Located in Barcelona, the archaeological site was under the care of the Barcelona Archaeological Service, which released a statement earlier this month with current updates concerning the dig.

Over 600 years of history

Archaeologists didn’t realize they had a 14th century mansion on their hands when it was found. According to the Barcelona Archaeological Service, the current estate dates back to the 19th century, during which time it was used as a chocolate factory.

But by investigating the surrounding area, archaeologists were able to find arches, doors and walls that date back to the 14th century, according to Smithsonian Magazine.

Archaeologists were able to figure out the owner of the 14th century mansion, known as the Pia Almoina, thanks to documentation, per Barcelona Archaeological Service.

The Pia Almoina was another name for the Cathedral poorhouse of Barcelona, which in the 14th century started buying more land that would depend on sharecropping and waged labor in order to make a profit, per the journal Mediterranean Studies.

During the 15th and 16th centuries, the mansion was converted to the hostel “Hostal de Sant Pere” before it got divided into three separate properties in the 18th century, one of which was later used in part for the chocolate factory, per Smithsonian Magazine.

Currently, archaeologists have found ceramic tongs, large containers and lead plates that would’ve been used to brand the chocolate with the name Clemente Guardia, per Barcelona Archaeological Service.

Spain’s rich history of chocolate making

Clemente Guardia had its start in the early 1800s, with newspapers like La Vanguardia stating that the chocolates were sent to every corner of the Spanish empire, including territories.

The chocolate company was known to have “chocolates a la vainilla” (a type of chocolate drink, according to Nestle’s website) and “chocolates a la piedra” (a chocolate bar meant for making hot chocolate) made at particular mills, per La Vanguardia in 1893.

Spain first received chocolate when Spanish explorers or conquistadors returned from the New World in 1528, but the chocolate drink the Spanish explorers brought back wasn’t well received at first.

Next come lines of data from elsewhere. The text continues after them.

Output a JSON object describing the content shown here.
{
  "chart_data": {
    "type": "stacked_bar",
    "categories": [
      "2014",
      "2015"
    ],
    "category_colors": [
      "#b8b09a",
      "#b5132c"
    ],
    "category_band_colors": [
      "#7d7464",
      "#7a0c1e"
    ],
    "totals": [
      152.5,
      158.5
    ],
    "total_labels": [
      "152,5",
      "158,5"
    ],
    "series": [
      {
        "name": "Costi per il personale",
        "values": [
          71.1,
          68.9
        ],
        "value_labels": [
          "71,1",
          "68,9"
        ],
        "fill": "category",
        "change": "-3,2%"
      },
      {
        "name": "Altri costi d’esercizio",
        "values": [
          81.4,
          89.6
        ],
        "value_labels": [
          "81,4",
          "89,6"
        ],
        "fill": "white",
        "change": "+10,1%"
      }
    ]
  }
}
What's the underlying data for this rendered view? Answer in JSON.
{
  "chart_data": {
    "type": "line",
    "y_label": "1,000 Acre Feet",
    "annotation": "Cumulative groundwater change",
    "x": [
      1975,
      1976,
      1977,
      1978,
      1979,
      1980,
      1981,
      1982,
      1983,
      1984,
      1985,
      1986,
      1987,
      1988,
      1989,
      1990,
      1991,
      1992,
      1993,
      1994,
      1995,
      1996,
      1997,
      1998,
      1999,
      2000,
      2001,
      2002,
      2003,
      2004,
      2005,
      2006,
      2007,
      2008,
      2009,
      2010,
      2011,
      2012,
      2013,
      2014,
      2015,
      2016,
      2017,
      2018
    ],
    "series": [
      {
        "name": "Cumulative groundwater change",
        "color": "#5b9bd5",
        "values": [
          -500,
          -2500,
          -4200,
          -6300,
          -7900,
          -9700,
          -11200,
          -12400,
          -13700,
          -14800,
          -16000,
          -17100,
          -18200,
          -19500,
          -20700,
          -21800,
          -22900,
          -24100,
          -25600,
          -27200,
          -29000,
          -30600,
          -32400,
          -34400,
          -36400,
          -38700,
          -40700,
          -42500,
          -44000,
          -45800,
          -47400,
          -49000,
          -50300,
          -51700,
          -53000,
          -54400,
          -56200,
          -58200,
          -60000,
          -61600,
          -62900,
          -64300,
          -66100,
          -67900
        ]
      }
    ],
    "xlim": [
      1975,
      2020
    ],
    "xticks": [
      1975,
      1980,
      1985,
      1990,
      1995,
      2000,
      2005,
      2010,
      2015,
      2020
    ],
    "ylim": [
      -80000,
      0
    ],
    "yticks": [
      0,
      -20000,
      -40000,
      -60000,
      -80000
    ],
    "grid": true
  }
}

It wasn’t until a group of nuns decided to sweeten chocolate beverages with sugar that it finally became popular, according to the Alimentarium Museum in Switzerland.

Chocolate soon rose to fame after this. According to the Alimentarium Museum, chocolate was considered a high-quality beverage in Spain by the end of the 16th century and became more lucrative than tea or coffee. In the 17th century, all of Europe had chocolate as a prized possession.